Jalen Hurts has never done any of those things consistently in his NFL career. Not because he's not talented — he's a Super Bowl champion and one of the most successful quarterbacks of his generation. But because his talent lies in a fundamentally different area of quarterback play. He's a weapon in the RPO. He's electric when he can threaten with his legs. He's at his best when the offense is simplified and the defense has to account for the quarterback run game on every snap.
The fact that the Eagles are installing an offense that would clearly prefer a different style of quarterback — while still employing Hurts at $250 million — is either the most confusing roster construction decision in recent NFL history or a clear signal that they're building for whoever comes after him.
The Coaching Tree Tells You Everything
Sean Mannion spent his coaching career in Green Bay and comes from a system that emphasizes traditional quarterback play. The assistant hires all point in the same direction: under-center work, West Coast concepts, and a passing game that requires the quarterback to be the primary decision-maker through multiple reads on every play.
As analyzed on The National Football Show, this hiring pattern is unprecedented for a team that just won a Super Bowl with a completely different offensive identity. You don't typically dismantle the coaching infrastructure that produced a championship unless you've made a definitive decision that the old way can't work anymore — regardless of whether the quarterback who ran it is still on the roster.
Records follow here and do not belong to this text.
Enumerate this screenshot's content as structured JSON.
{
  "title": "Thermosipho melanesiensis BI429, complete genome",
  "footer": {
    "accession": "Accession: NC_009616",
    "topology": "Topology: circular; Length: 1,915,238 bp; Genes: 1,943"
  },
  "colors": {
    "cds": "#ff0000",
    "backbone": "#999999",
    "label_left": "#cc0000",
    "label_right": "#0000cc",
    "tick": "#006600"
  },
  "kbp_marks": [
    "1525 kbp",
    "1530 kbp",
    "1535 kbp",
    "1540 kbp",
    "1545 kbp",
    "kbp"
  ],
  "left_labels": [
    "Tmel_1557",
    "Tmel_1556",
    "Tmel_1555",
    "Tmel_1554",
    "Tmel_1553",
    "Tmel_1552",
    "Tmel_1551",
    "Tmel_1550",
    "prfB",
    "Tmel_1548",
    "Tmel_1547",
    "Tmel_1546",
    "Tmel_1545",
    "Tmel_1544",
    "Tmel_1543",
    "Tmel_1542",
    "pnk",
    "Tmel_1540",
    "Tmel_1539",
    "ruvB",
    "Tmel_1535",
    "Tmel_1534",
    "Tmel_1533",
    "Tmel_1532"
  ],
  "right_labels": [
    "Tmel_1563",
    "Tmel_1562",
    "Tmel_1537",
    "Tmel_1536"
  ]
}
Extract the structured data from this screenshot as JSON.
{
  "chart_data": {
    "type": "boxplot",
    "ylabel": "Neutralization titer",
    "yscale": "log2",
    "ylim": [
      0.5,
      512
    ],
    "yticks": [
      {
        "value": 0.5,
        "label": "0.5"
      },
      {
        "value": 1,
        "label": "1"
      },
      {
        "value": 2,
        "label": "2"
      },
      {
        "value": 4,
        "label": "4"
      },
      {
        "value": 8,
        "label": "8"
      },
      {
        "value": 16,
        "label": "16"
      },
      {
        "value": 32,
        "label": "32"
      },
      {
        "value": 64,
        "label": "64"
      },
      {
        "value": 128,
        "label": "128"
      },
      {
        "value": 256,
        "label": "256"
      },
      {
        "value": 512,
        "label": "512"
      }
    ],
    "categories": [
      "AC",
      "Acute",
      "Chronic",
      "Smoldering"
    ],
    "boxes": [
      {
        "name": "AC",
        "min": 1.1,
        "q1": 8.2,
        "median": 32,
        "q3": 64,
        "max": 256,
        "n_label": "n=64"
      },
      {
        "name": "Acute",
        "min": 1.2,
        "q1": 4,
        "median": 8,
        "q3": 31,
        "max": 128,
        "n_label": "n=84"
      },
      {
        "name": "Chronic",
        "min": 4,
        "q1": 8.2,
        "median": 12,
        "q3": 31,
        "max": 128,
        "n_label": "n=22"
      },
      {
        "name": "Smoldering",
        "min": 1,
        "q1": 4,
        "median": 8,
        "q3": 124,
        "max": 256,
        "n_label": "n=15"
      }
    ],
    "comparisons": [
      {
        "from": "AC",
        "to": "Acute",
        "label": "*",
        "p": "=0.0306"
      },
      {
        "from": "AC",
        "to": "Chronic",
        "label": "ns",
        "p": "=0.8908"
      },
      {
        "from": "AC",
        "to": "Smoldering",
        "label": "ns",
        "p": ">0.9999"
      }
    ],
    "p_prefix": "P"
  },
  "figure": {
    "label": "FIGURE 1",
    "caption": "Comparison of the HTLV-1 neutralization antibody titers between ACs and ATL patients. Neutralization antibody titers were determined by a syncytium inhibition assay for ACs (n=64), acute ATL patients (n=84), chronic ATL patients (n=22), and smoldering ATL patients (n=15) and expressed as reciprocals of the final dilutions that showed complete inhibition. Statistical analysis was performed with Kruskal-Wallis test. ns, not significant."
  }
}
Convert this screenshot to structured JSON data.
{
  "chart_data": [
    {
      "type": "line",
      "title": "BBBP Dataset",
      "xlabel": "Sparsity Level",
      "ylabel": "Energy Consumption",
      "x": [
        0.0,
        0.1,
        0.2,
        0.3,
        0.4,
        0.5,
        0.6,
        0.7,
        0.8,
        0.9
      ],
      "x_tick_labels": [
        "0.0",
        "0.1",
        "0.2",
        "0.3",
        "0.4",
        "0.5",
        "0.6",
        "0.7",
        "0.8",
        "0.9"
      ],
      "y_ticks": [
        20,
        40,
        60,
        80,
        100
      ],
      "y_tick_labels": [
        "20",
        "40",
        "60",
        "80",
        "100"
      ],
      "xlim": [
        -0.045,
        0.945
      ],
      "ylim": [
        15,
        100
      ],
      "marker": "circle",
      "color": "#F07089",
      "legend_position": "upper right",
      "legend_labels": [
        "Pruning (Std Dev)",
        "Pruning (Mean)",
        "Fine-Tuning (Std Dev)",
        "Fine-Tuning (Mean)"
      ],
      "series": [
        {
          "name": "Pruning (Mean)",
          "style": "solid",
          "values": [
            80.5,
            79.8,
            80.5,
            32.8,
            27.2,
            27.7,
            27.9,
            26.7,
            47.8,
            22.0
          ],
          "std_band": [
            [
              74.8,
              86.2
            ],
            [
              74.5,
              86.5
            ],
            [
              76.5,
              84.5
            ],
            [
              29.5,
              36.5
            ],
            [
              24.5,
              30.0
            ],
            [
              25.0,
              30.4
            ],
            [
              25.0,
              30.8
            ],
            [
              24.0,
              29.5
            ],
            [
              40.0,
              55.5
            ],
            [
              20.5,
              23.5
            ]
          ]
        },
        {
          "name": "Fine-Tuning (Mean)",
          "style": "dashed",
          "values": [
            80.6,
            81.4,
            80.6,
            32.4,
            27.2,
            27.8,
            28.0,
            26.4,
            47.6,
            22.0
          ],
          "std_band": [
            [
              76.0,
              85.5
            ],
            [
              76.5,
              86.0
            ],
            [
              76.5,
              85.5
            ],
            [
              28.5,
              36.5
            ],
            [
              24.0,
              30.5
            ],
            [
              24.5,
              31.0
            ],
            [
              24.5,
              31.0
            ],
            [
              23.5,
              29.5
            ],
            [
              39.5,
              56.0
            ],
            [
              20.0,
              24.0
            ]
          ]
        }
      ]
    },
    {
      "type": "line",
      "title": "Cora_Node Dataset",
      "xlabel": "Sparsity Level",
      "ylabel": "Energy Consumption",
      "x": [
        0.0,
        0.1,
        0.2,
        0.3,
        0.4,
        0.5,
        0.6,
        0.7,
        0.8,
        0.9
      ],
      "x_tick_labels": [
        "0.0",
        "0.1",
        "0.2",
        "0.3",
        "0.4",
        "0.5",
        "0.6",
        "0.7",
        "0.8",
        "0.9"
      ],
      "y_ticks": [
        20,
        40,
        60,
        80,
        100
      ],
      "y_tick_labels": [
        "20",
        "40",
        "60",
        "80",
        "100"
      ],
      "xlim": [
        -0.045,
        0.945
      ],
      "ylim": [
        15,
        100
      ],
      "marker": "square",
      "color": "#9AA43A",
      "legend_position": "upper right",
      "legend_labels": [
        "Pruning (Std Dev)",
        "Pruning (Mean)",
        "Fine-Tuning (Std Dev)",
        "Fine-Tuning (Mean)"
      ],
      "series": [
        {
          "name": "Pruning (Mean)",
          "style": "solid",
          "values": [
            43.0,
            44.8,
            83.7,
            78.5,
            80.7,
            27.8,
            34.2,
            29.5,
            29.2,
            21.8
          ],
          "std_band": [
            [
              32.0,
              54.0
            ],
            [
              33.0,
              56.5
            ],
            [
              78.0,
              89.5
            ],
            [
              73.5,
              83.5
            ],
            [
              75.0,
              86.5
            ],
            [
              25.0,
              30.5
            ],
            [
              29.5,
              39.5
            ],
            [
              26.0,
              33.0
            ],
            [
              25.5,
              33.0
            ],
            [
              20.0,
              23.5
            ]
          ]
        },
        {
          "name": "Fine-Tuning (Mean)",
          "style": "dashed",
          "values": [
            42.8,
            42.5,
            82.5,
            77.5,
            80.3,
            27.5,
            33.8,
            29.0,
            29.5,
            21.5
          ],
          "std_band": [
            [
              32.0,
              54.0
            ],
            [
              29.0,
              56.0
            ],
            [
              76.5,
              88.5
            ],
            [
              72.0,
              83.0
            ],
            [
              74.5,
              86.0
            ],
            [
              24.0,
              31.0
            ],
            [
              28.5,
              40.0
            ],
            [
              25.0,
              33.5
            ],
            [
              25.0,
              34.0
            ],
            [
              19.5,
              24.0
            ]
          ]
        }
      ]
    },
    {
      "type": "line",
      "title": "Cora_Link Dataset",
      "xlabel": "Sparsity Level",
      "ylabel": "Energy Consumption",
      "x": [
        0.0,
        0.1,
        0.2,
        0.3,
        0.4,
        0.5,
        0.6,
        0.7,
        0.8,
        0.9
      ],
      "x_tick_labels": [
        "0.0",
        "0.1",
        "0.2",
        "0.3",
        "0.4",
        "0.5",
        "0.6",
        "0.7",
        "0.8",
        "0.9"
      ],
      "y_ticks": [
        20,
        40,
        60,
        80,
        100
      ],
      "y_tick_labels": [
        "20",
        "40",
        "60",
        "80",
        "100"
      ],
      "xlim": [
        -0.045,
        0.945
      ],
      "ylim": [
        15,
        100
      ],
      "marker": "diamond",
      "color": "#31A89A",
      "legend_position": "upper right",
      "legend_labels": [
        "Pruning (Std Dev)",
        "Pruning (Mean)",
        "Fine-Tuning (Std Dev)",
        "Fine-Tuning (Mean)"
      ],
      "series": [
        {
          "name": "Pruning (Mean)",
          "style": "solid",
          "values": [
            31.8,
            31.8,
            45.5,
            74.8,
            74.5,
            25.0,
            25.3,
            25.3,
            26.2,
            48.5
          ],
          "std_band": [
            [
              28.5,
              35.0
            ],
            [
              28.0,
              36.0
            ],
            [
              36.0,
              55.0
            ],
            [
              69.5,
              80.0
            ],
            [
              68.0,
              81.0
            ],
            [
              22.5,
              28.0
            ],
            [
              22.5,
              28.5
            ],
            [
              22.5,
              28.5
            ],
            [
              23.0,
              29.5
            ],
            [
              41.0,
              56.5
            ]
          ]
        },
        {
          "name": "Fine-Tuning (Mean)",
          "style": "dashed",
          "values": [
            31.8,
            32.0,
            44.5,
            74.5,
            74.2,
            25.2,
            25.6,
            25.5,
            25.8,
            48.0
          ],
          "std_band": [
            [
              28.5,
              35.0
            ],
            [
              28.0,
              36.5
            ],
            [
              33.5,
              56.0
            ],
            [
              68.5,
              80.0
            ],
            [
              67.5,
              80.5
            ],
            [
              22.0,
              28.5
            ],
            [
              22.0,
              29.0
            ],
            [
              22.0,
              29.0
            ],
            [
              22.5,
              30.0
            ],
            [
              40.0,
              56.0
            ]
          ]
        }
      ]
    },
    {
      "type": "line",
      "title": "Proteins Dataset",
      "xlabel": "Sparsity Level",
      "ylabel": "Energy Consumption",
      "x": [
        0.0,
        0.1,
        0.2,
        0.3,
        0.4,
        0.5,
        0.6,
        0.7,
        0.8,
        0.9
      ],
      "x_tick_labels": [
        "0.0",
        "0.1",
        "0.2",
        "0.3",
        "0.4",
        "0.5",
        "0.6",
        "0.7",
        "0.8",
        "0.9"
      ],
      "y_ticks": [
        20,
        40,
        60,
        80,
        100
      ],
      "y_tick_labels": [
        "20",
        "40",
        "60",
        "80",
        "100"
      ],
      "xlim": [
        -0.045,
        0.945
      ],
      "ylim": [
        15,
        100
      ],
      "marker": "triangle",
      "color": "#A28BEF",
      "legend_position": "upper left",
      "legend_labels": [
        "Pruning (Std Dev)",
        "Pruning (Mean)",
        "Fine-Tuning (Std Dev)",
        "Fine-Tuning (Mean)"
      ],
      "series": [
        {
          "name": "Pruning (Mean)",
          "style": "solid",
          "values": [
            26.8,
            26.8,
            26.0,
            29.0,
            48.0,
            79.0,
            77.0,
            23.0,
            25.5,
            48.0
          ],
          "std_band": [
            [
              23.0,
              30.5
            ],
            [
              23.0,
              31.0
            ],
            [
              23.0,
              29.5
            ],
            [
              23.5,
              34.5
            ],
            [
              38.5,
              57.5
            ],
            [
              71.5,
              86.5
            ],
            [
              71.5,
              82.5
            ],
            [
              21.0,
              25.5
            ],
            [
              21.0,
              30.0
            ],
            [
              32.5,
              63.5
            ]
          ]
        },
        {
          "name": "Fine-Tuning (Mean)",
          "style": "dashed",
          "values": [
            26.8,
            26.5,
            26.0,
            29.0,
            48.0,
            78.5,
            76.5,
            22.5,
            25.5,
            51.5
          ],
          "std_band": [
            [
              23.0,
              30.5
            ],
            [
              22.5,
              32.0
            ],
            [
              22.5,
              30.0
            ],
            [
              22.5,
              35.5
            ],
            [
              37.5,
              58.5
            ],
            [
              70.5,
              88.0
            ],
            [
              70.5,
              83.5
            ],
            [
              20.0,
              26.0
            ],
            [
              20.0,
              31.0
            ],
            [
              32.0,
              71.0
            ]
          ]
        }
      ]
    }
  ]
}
What Hurts Does That Purdy Can't
The conversation around this comparison always focuses on what Purdy does better from the pocket. But the flip side matters too. Hurts' dual-threat ability in 2022 — when he rushed for 760 yards and 13 touchdowns — may have been the greatest single season by a dual-threat quarterback in NFL history. He broke defensive coordinators' hearts on third-and-long. He turned busted plays into first downs. He made the entire defense account for him on every snap, which opened up everything else.
You can't teach that. Purdy doesn't have it. And the Eagles are actively trying to move away from it in favor of something their quarterback has never successfully executed at the NFL level.
The question isn't whether Purdy or Hurts is the better quarterback. It's whether the Eagles understand that you build the offense around the quarterback you have — not the quarterback you wish you had.
The Tanner McKee Shadow
There's a quieter version of this conversation happening inside the Eagles building. Tanner McKee — the backup who briefly saw action last season — has a skill set that aligns almost perfectly with the offense the new coaching staff wants to install. He can operate under center. He reads progressions naturally. He's a traditional pocket passer in the mold the Shanahan system demands.
Nobody in the organization is publicly saying they're building the offense for McKee. But the hires scream it. If you're installing a system your starting quarterback can't run and your backup can, the logical conclusion is that you're either planning for a future without Hurts or you're creating a competition that the incumbent is set up to lose. Neither option reflects confidence in the $250 million quarterback on the roster.
The Eagles are either making the most confusing roster decision in recent memory or the most transparent one. Either way, the Purdy-versus-Hurts thought experiment isn't hypothetical. It's the actual decision the franchise is making in real time — they just won't say it out loud.